I stopped fighting the number on the scale and trying desperately to prevent it from increasing towards the healthy range that my body wants to live in more than anything. I have begun to accept as the number starts to move in the right direction. I have given up the fight against my body. And in the process, I am working on detaching my self-worth, self-acceptance, and self-love from the number on the scale. I am working on accepting my goal weight range as a healthy, happy, full of life place to be. I am telling myself that weight gain is my friend, not my enemy, and hoping that the more I hear myself say this, the more believable it will become. And in the meantime, I am giving my body the compassion and care it needs as it goes through this difficult physical transition.

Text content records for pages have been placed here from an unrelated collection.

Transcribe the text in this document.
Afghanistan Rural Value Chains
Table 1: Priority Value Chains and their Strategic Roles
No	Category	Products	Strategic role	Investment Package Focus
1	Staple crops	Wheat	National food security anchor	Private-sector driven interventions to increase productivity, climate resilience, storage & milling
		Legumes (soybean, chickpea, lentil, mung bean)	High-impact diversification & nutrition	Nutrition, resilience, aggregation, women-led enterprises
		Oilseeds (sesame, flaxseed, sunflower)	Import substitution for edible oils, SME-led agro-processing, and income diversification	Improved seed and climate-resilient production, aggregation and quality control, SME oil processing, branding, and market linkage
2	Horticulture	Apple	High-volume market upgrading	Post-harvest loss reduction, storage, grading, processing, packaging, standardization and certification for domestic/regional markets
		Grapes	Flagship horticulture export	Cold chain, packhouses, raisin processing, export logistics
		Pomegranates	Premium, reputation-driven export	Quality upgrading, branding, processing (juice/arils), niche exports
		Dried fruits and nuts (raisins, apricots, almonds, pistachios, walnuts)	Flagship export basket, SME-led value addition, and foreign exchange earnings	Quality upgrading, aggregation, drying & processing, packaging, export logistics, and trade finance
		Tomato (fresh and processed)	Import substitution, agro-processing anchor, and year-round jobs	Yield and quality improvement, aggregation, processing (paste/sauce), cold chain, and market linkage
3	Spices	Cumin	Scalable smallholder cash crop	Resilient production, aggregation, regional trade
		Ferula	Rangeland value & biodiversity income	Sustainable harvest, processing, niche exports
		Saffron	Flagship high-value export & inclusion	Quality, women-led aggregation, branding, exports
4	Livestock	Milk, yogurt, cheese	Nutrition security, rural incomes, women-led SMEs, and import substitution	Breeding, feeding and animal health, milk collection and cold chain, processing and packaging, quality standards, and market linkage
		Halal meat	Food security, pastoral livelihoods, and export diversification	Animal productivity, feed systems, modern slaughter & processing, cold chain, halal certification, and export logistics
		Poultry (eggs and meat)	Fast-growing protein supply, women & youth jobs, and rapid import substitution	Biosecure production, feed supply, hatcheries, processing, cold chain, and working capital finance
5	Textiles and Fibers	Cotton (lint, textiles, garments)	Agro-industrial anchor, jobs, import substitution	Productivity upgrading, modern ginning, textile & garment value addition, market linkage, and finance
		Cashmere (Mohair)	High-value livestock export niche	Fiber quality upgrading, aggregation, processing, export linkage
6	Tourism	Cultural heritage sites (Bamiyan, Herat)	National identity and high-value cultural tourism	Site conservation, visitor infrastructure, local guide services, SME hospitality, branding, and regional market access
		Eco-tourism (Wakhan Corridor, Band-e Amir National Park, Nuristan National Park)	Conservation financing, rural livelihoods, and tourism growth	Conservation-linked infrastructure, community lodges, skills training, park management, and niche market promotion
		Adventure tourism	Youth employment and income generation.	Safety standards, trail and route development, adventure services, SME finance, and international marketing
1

And most importantly, through all of these steps forward, I took responsibility for my recovery, making each and every step forward MY step forward. Making every decision to move forward my own decision rather than the product of others telling me I need to. Making my recovery MY recovery. I have chosen to stop restricting. I have chosen to get rid of apps and devices that only feed my eating disorder. I have chosen to stop running. I have chosen to start the path to restore my weight. And I have chosen the path to recovery. These were my decisions. And these decisions were everything but easy. Everything but painless. But because of the pain and difficulty, I have grown in strength and capability. I have grown in independence and confidence and experience. I have grown in myself. And I have grown in recovery. Because these are my decisions, and this is my recovery. My full, true, beautiful recovery.
15 weeks later, I have successfully made it through a semester of college. But not just a semester of college. I have successfully made it onto my path towards recovery. A path I have been searching to find for ten years.

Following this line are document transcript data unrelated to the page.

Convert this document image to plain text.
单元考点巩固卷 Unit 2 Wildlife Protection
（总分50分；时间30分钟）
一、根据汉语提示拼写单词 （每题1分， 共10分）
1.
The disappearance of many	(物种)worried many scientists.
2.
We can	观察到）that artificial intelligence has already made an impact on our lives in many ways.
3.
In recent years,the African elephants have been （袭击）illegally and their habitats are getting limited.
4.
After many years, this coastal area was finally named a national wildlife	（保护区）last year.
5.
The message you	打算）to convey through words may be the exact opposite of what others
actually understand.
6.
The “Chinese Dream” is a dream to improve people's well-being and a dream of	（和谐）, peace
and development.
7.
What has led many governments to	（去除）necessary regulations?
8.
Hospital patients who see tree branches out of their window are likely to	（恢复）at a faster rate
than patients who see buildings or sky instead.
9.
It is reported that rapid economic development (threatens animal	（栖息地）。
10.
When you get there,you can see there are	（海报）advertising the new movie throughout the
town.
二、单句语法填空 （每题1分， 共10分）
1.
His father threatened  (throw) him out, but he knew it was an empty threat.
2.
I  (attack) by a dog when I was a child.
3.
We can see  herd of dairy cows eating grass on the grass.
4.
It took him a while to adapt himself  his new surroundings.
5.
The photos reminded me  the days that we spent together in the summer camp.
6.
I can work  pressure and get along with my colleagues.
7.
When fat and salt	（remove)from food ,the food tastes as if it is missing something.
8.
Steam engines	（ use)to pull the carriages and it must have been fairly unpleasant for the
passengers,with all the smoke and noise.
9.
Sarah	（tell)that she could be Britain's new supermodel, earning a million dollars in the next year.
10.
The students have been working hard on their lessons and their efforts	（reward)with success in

A new message appeared on the red barn near my house this week. Very timely, and very fitting.
Every end is a new beginning.
And this message fits in a variety of ways. First, as the end of this semester has approached, I have opened up the beginning of my recovery, fully and truly dedicating my efforts to achieve the life and happiness I have longed to live for so long. This semester challenged me, tested me, and pushed me to take up the responsibility for my own life, realizing that the only way to begin my recovery is to begin.
And this message is also reflective of a deeper level. With the end of my eating disorder, I am beginning my life. In order to begin the life of possibility, happiness, love, and recovery that lies within my reach, I must take the step to end the eating disorder. To end the behaviors, patterns, thoughts, lifestyles, and obsessions I have held on to for ten years in hopes of achieving the false reality the eating disorder promised to me. I must end the eating disorder, eliminating every single part of its being, to begin my life. And I have never been more ready.
This is my mission impossible. And I am making my impossible, possible.